7:00am: I arrive--my shift runs to 4pm. The other Tier 2 analyst works 9a-6p. I have to watch the queue to make sure we're not missing any calls. If there's a call in queue not being answered, I'll jump in or have a Tier 1 do it. I make sure emails are caught up, both customer account emails and my own. I watch the inboxes. We get calls by phone, web-based form submissions or via email. I check all those queues from 7a-9a until the other Tier 2 arrives.

9:00am: He and I share watching the queues, which frees us up to start working on KEWA updates or talk with our SDM [Service Delivery Manager] who interfaces with the customer. Sometimes the customer's own liaison talks to us directly about ongoing issues. If it's a new item, such as which Solver gets assigned which new issue, the two liaisons discuss that themselves.

I'm monitoring calls, answering Tier 1 questions, make sure all SLAs [Service Level Agreements] are being met. Our Team Manager will send us the previous day's, week's or month's [help desk performance] numbers. But I can tell by monitoring the queues if we're meeting SLAs. If it escalates past a certain level, I know it will blow an SLA, so I intercede.
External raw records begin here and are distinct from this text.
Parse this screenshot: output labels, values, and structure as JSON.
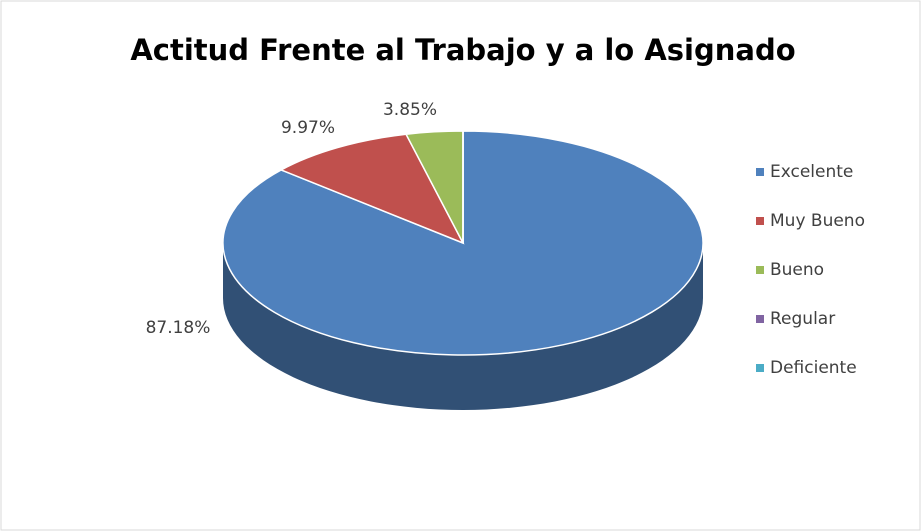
{
  "chart_data": {
    "type": "pie",
    "title": "Actitud Frente al Trabajo y a lo Asignado",
    "categories": [
      "Excelente",
      "Muy Bueno",
      "Bueno",
      "Regular",
      "Deficiente"
    ],
    "values": [
      87.18,
      9.97,
      3.85,
      0,
      0
    ],
    "value_labels": [
      "87.18%",
      "9.97%",
      "3.85%",
      null,
      null
    ],
    "colors": [
      "#4f81bd",
      "#c0504d",
      "#9bbb59",
      "#8064a2",
      "#4bacc6"
    ],
    "legend": "right"
  }
}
11:00am: We can eat out or at our desk for lunch hour. I'll usually grab a sandwich from the cafeteria and come back. I don't like to leave my desk. I usually working through lunch, or I update KIWI -- I add to that daily.
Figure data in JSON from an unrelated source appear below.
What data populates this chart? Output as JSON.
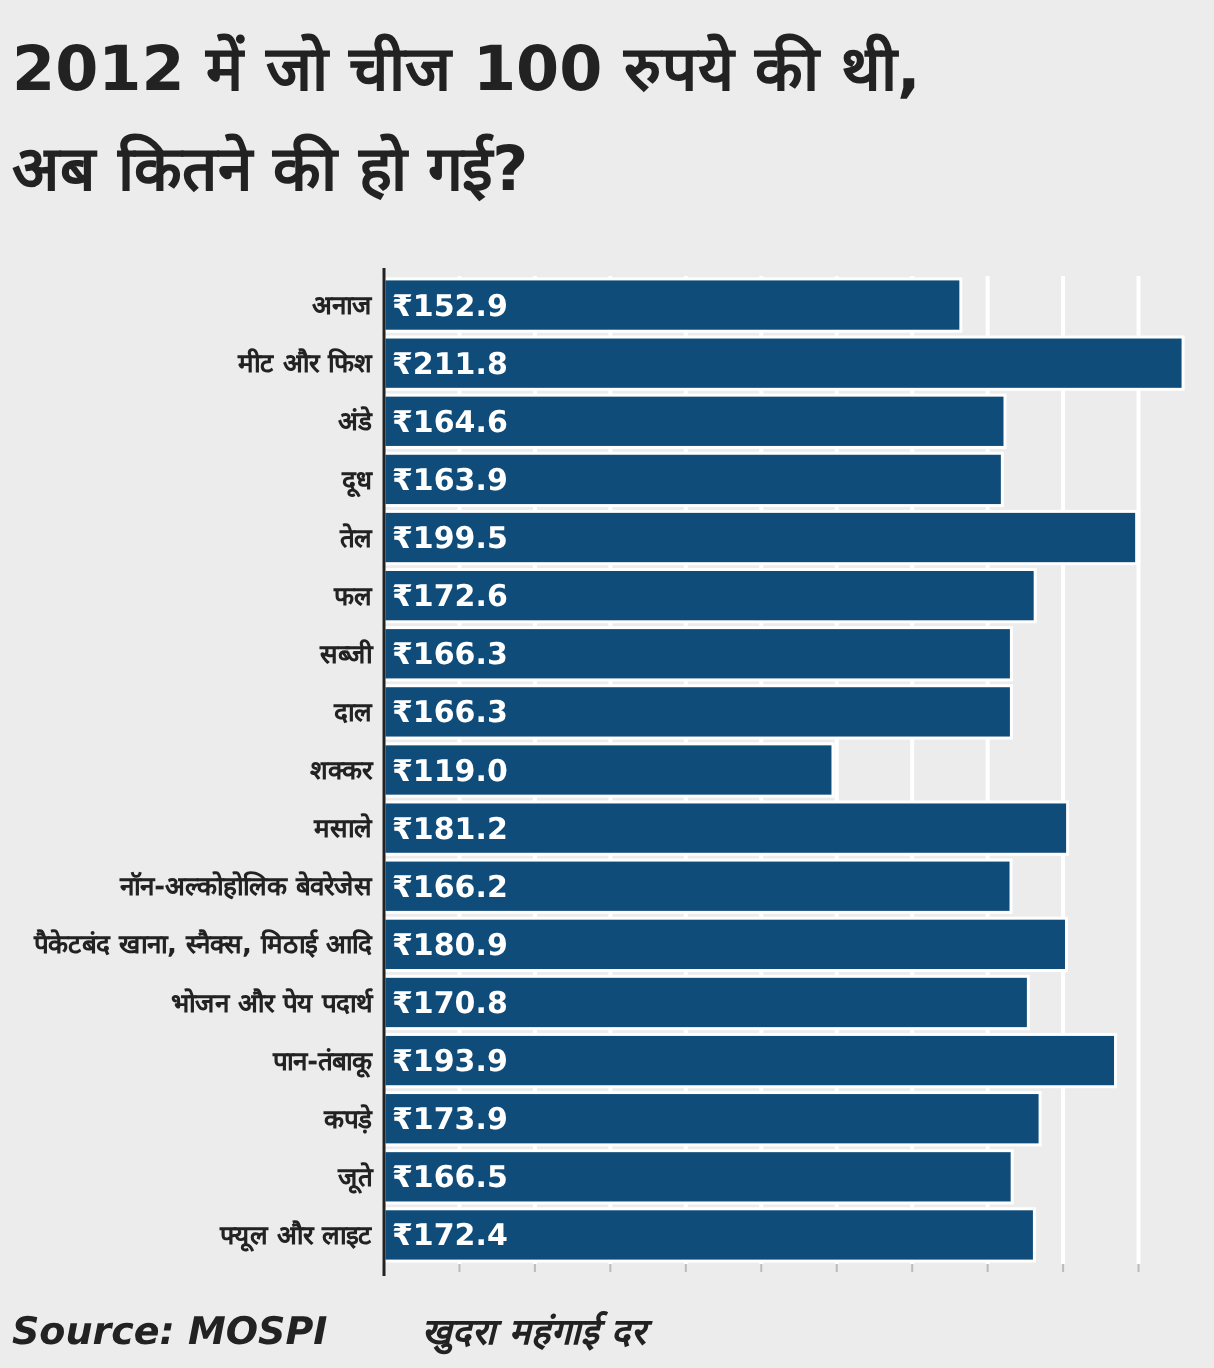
{
  "chart_data": {
    "type": "bar",
    "orientation": "horizontal",
    "title": "2012 में जो चीज 100 रुपये की थी,\nअब कितने की हो गई?",
    "categories": [
      "अनाज",
      "मीट और फिश",
      "अंडे",
      "दूध",
      "तेल",
      "फल",
      "सब्जी",
      "दाल",
      "शक्कर",
      "मसाले",
      "नॉन-अल्कोहोलिक बेवरेजेस",
      "पैकेटबंद खाना, स्नैक्स, मिठाई आदि",
      "भोजन और पेय पदार्थ",
      "पान-तंबाकू",
      "कपड़े",
      "जूते",
      "फ्यूल और लाइट"
    ],
    "values": [
      152.9,
      211.8,
      164.6,
      163.9,
      199.5,
      172.6,
      166.3,
      166.3,
      119.0,
      181.2,
      166.2,
      180.9,
      170.8,
      193.9,
      173.9,
      166.5,
      172.4
    ],
    "value_labels": [
      "₹152.9",
      "₹211.8",
      "₹164.6",
      "₹163.9",
      "₹199.5",
      "₹172.6",
      "₹166.3",
      "₹166.3",
      "₹119.0",
      "₹181.2",
      "₹166.2",
      "₹180.9",
      "₹170.8",
      "₹193.9",
      "₹173.9",
      "₹166.5",
      "₹172.4"
    ],
    "color": "#0f4c7a",
    "xlim": [
      0,
      220
    ],
    "xticks": [
      {
        "value": 20,
        "label": null
      },
      {
        "value": 40,
        "label": null
      },
      {
        "value": 60,
        "label": null
      },
      {
        "value": 80,
        "label": null
      },
      {
        "value": 100,
        "label": null
      },
      {
        "value": 120,
        "label": null
      },
      {
        "value": 140,
        "label": null
      },
      {
        "value": 160,
        "label": null
      },
      {
        "value": 180,
        "label": null
      },
      {
        "value": 200,
        "label": null
      }
    ],
    "tick_labels": "y",
    "grid": "x",
    "annotations": [
      "Source: MOSPI",
      "खुदरा महंगाई दर"
    ]
  }
}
12:00pm: I review [problematic] tickets with Tier 1's after my lunch hour. I have a good relationship with them, partly because I've worked as a Tier 1 since 1995 at two other companies so I can work with them on their level. I don't like to wait to build a case against someone, Gestapo-style. I like to work with them and catch things early.
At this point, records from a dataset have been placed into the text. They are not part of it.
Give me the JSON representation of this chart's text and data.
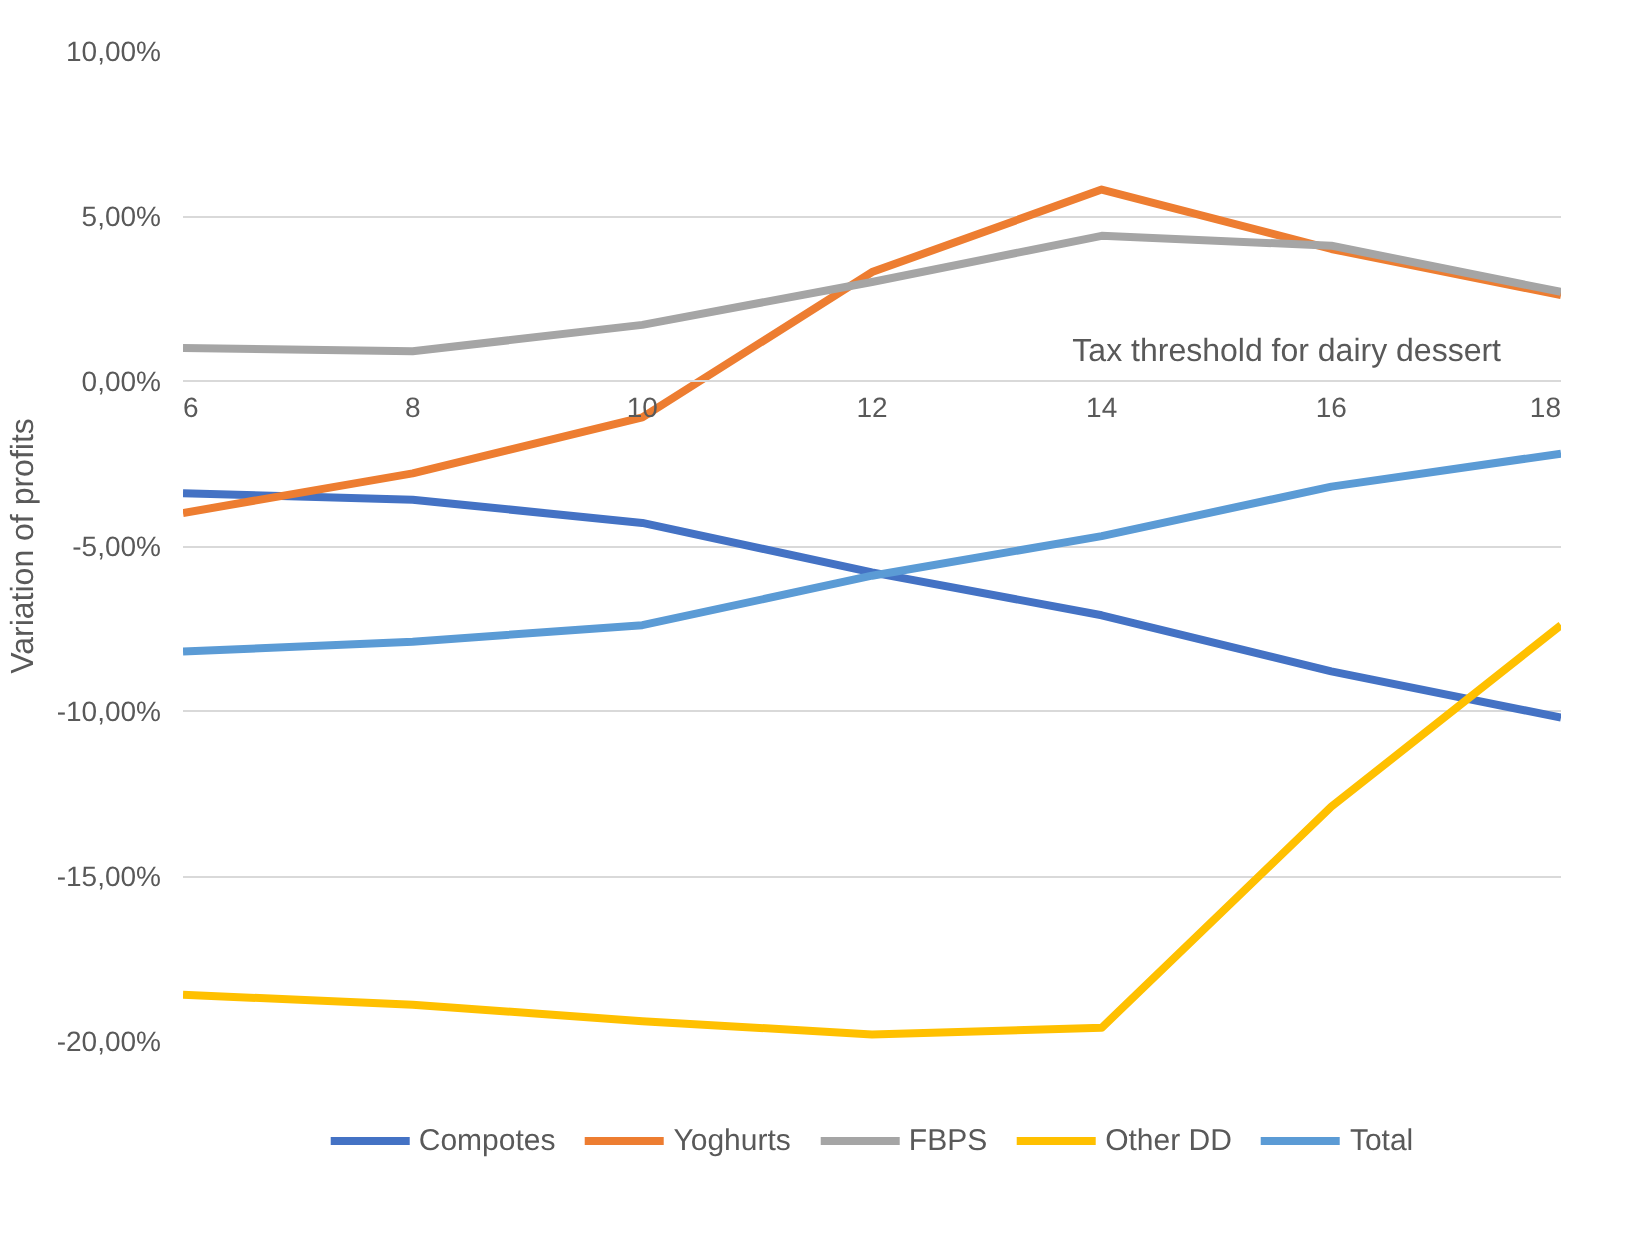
{
  "chart_data": {
    "type": "line",
    "xlabel": "Tax threshold for dairy dessert",
    "ylabel": "Variation of profits",
    "x": [
      6,
      8,
      10,
      12,
      14,
      16,
      18
    ],
    "series": [
      {
        "name": "Compotes",
        "color": "#4472c4",
        "values": [
          -3.4,
          -3.6,
          -4.3,
          -5.8,
          -7.1,
          -8.8,
          -10.2
        ]
      },
      {
        "name": "Yoghurts",
        "color": "#ed7d31",
        "values": [
          -4.0,
          -2.8,
          -1.1,
          3.3,
          5.8,
          4.0,
          2.6
        ]
      },
      {
        "name": "FBPS",
        "color": "#a5a5a5",
        "values": [
          1.0,
          0.9,
          1.7,
          3.0,
          4.4,
          4.1,
          2.7
        ]
      },
      {
        "name": "Other DD",
        "color": "#ffc000",
        "values": [
          -18.6,
          -18.9,
          -19.4,
          -19.8,
          -19.6,
          -12.9,
          -7.4
        ]
      },
      {
        "name": "Total",
        "color": "#5b9bd5",
        "values": [
          -8.2,
          -7.9,
          -7.4,
          -5.9,
          -4.7,
          -3.2,
          -2.2
        ]
      }
    ],
    "xlim": [
      6,
      18
    ],
    "xticks": [
      6,
      8,
      10,
      12,
      14,
      16,
      18
    ],
    "ylim": [
      -20,
      10
    ],
    "yticks": [
      {
        "value": -20,
        "label": "-20,00%"
      },
      {
        "value": -15,
        "label": "-15,00%"
      },
      {
        "value": -10,
        "label": "-10,00%"
      },
      {
        "value": -5,
        "label": "-5,00%"
      },
      {
        "value": 0,
        "label": "0,00%"
      },
      {
        "value": 5,
        "label": "5,00%"
      },
      {
        "value": 10,
        "label": "10,00%"
      }
    ],
    "grid": "y",
    "legend": "bottom",
    "marker": "none",
    "line_style": "solid"
  }
}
2:00pm: Make sure we're meeting SLAs. Though I get reports daily from my team manager in the morning, this is usually when I have time to review them. He generates KEWA usage reports to see how often the Tier 1's are accessing KEWA, an SLA report, and a customer satisfaction report. The satisfaction surveys are on a 1-5 scale. You can tell if someone is doing poorly on their tickets: they tend to use KEWA less. Symposium is a useful tool, too. It's the software tied into our phone system that calculates when the analysts login, how long it takes to handle calls, how long they took for breaks, and how long people were put on hold. Symposium also tells me how long the queue is.

4:00pm: My shift is over and I'm wrapping up. Now the duties are in the other Tier 2's hands until he leaves for the day.